One example is Eddie Jackson, team captain and defensive back at the University of Alabama. In December, Jackson wrote a letter titled “To my brothers,” thanking his teammates for electing him captain and describing the influence each of them had on his life. His words were full of emotion and gratitude, and he regretted that a broken leg would keep him from battling beside his teammates during the national championship game against Clemson.
“Your entire goal should be to live up to the standard that the player in front of you on the depth chart has set,” Jackson wrote in the letter, published by The Players’ Tribune.
“When I think about my fellow captains … as well as the other seniors on this team, I feel a lot of pride about how much we’ve grown over the years. Playing at Bama is bigger than winning one national championship. Winning championships is the expectation. But playing here is also about becoming the very best possible version of yourself, and then showcasing that for the world. If you can do that, all of your other goals will fall in line.”
If you’re one of Jackson’s Alabama teammates reading those words, a fire is lit. You play to surpass his expectations and you compete with fear of letting him down. Jackson is not your typical captain, and your team leaders shouldn’t be either.
Examples of exceptional leadership are everywhere in sports, and rarely do they come from the cookie-cutter captains who do little more than deliver the occasional rah-rah speech. You’re not going to inspire your teammates with the bare minimum, so it’s important for leaders who value their role in the program to use creativity.
Those captains may require some inspiration themselves, and that’s where coaches come in. Ask them to read Jackson’s letter, show them inspirational quotes or suggest that they meet with other captains to discuss strategies for bonding with teammates.

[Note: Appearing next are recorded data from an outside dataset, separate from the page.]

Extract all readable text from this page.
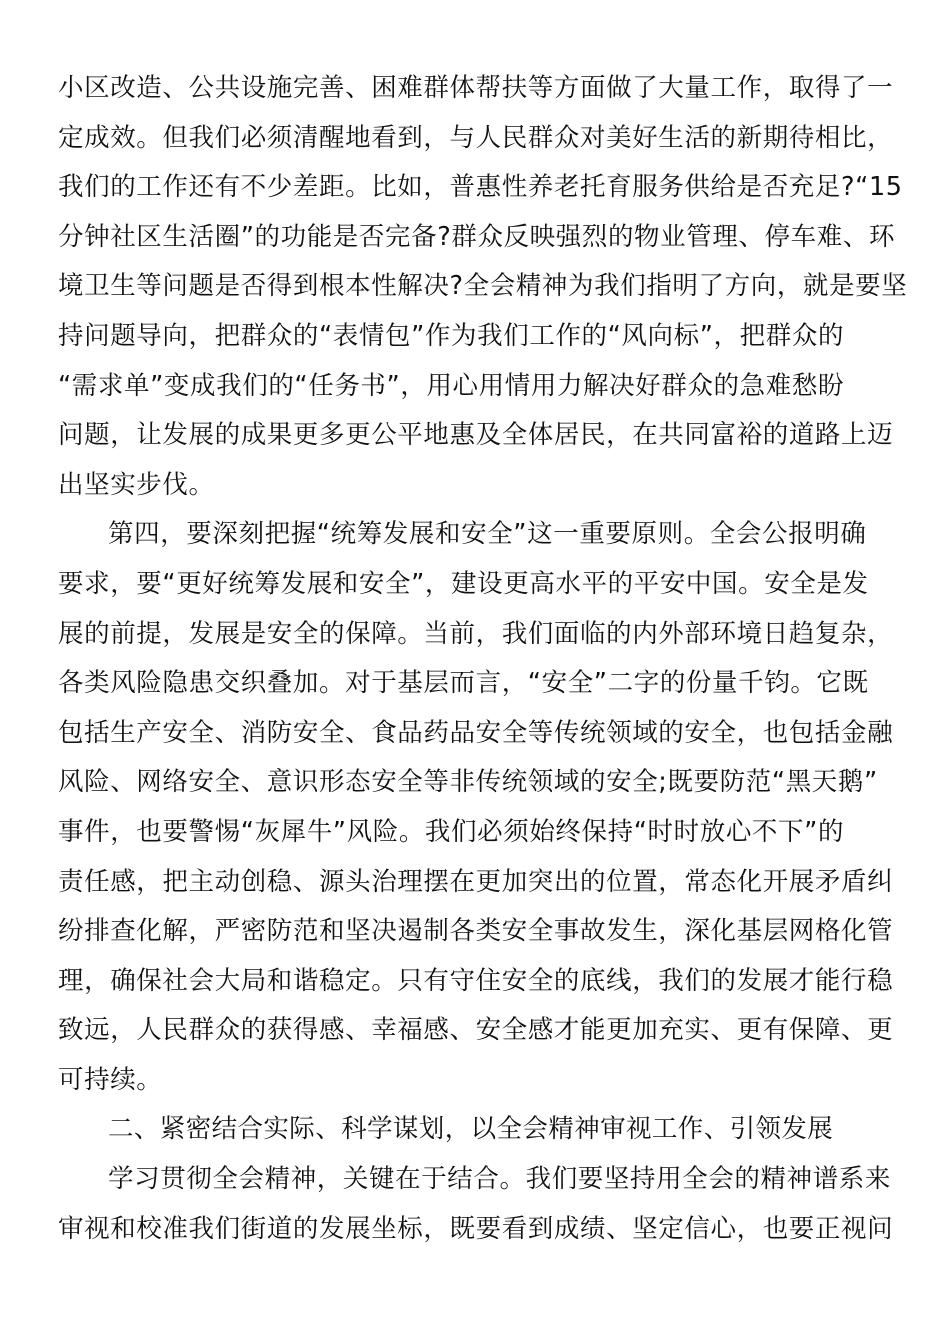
小区改造、公共设施完善、困难群体帮扶等方面做了大量工作，取得了一
定成效。但我们必须清醒地看到，与人民群众对美好生活的新期待相比，
我们的工作还有不少差距。比如，普惠性养老托育服务供给是否充足?“15
分钟社区生活圈”的功能是否完备?群众反映强烈的物业管理、停车难、环
境卫生等问题是否得到根本性解决?全会精神为我们指明了方向，就是要坚
持问题导向，把群众的“表情包”作为我们工作的“风向标”，把群众的
“需求单”变成我们的“任务书”，用心用情用力解决好群众的急难愁盼
问题，让发展的成果更多更公平地惠及全体居民，在共同富裕的道路上迈
出坚实步伐。
第四，要深刻把握“统筹发展和安全”这一重要原则。全会公报明确
要求，要“更好统筹发展和安全”，建设更高水平的平安中国。安全是发
展的前提，发展是安全的保障。当前，我们面临的内外部环境日趋复杂，
各类风险隐患交织叠加。对于基层而言，“安全”二字的份量千钧。它既
包括生产安全、消防安全、食品药品安全等传统领域的安全，也包括金融
风险、网络安全、意识形态安全等非传统领域的安全;既要防范“黑天鹅”
事件，也要警惕“灰犀牛”风险。我们必须始终保持“时时放心不下”的
责任感，把主动创稳、源头治理摆在更加突出的位置，常态化开展矛盾纠
纷排查化解，严密防范和坚决遏制各类安全事故发生，深化基层网格化管
理，确保社会大局和谐稳定。只有守住安全的底线，我们的发展才能行稳
致远，人民群众的获得感、幸福感、安全感才能更加充实、更有保障、更
可持续。
二、紧密结合实际、科学谋划，以全会精神审视工作、引领发展
学习贯彻全会精神，关键在于结合。我们要坚持用全会的精神谱系来
审视和校准我们街道的发展坐标，既要看到成绩、坚定信心，也要正视问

It’s possible they can take these steps on their own, but a little encouragement can go a long way for someone who may be a bit timid and unsure of themselves as a leader. Ultimately, this benefits your entire team because a positive, unified culture is the foundation of any successful program.
Winning is not normal. Those who end their seasons hoisting a trophy are in the minority, and you can make the same case for great leaders. Nearly every team at all levels has a captain but only the special few make lasting impressions on their teammates. And it all starts by being abnormal.